Dianova: Como ultrapassar a questão da baixa escolaridade e de qualificações profissionais junto de pessoas ainda em fase activa mas que se encontram desempregadas por vontade alheia ou em situação de desfavorecimento social?
Dr. Jaime Andrez: Não apenas as pessoas desempregadas ou em situação de desfavorecimento social devem procurar melhorar as suas qualificações, mas todos nós, todos os dias, temos que assumir a necessidade de actualizarmos os nossos conhecimentos.
Claro que é mais difícil para quem tem menos escolaridade e menos hábitos de estudo, mas nesses casos é ainda mais necessário. É importante que as pessoas percebam que o esforço de voltarem a estudar pode fazer a diferença entre terem uma vida digna e produtiva ou verem todas as portas fecharem-se e serem excluídos da população que trabalha.
A formação ao longo da vida é um conceito que veio para ficar em todos os quadrantes da vida profissional. É importante que as pessoas se especializem e procurem aproveitar ao máximo as suas potencialidades. Mais uma vez, os Centros de Emprego podem ajudar, porque oferecem formação que deve ser completamente aproveitada por quem está desempregado.
Dianova: Outro factor apontado recentemente para a manutenção de desemprego é a fraca mobilidade profissional e geográfica. Por exemplo, verifica-se excesso de trabalhadores de comércio em Lisboa e carência em Bragança. Como fazer face a esta inflexibilidade?
Dr. Jaime Andrez: Isso é uma questão que tem a ver com a forma como às vezes temos a nossa vida organizada: temos casa ou apoio familiar numa determinada zona, o que torna a nossa situação mais fácil se nela permanecermos.
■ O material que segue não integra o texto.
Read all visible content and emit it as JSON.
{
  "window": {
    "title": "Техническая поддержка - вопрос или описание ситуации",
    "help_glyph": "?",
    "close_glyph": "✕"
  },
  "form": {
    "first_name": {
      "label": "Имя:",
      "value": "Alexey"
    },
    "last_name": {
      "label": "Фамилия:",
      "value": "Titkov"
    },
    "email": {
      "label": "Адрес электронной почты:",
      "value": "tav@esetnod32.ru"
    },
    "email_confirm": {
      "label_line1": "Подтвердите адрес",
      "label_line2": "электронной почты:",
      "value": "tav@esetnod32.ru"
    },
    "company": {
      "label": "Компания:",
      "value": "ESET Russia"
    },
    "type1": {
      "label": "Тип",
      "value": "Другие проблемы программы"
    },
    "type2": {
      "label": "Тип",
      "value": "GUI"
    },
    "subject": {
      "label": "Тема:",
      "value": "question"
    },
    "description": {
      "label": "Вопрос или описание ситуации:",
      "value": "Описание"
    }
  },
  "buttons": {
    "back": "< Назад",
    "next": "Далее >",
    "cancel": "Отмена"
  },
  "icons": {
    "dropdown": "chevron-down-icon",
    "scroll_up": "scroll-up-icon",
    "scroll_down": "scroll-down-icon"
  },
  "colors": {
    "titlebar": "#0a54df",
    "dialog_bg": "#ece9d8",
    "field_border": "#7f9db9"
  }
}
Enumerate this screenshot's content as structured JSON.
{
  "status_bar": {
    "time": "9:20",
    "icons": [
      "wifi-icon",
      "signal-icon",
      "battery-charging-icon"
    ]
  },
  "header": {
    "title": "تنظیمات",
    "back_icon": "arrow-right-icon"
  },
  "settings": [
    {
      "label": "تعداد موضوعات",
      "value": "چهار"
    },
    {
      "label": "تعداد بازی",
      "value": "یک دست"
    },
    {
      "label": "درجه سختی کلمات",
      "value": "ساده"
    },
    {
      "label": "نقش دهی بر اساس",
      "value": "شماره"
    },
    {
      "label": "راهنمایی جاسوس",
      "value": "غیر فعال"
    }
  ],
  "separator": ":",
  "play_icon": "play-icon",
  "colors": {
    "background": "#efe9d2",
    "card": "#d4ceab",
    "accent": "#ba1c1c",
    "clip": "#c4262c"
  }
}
Mas uma parte desta realidade tem a ver com falta de vontade de sair dos grandes centros. Um pouco ao contrário do que está a suceder noutros países, em que as pessoas tentam fugir das grandes cidades, para terem vidas mais sossegadas e amigáveis, em Portugal acredita-se erradamente que se vive melhor nos grandes centros. A mudança de região pode ser a solução para o desemprego e o passaporte para uma vida melhor. As regiões devem criar programas de atracção nesta matéria.
Dianova: Que programas de apoio e incentivos existem para a criação e ou desenvolvimento de Micro e PME, para além das linhas actuais de microcrédito?
Dr. Jaime Andrez: Bem, para além dos já mencionados Centros de Formalidades das Empresas, onde os novos empreendedores podem criar as suas empresas, no que respeita a apoio ao financiamento, temos o Programa Finicia, que permite o apoio a iniciativas empresariais de interesse regional e a negócios emergentes de pequena escala em fase de arranque; trata-se de facilitação do acesso ao micro-financiamento, através da prestação de garantias por Sociedades de Garantia Mútua, e ainda de acesso ao micro-capital de risco, para iniciativas vindas do mundo académico ou de iniciativas de interesse local.
Existe o Inov Jovem, que permite a integração de jovens licenciados em empresas, para além dos programas já mencionados do IEFP. Existem incentivos aos investimentos, mas deve ser dito, para não alargar expectativas, que os sistemas são bastante selectivos e concebidos para apoiar apenas os melhores projectos. Importante é, sobretudo para os novos empreendedores, mas também para as empresas já existentes, informarem-se sobre todos os serviços disponíveis no mercado. E, para isso, podem usar o site do IAPMEI, www.iapmei.pt, passe a publicidade, ou solicitar essa mesma informação nos Centros de Formalidades das Empresas, que já referi, ou na nossa Rede de Gabinetes de Empresa.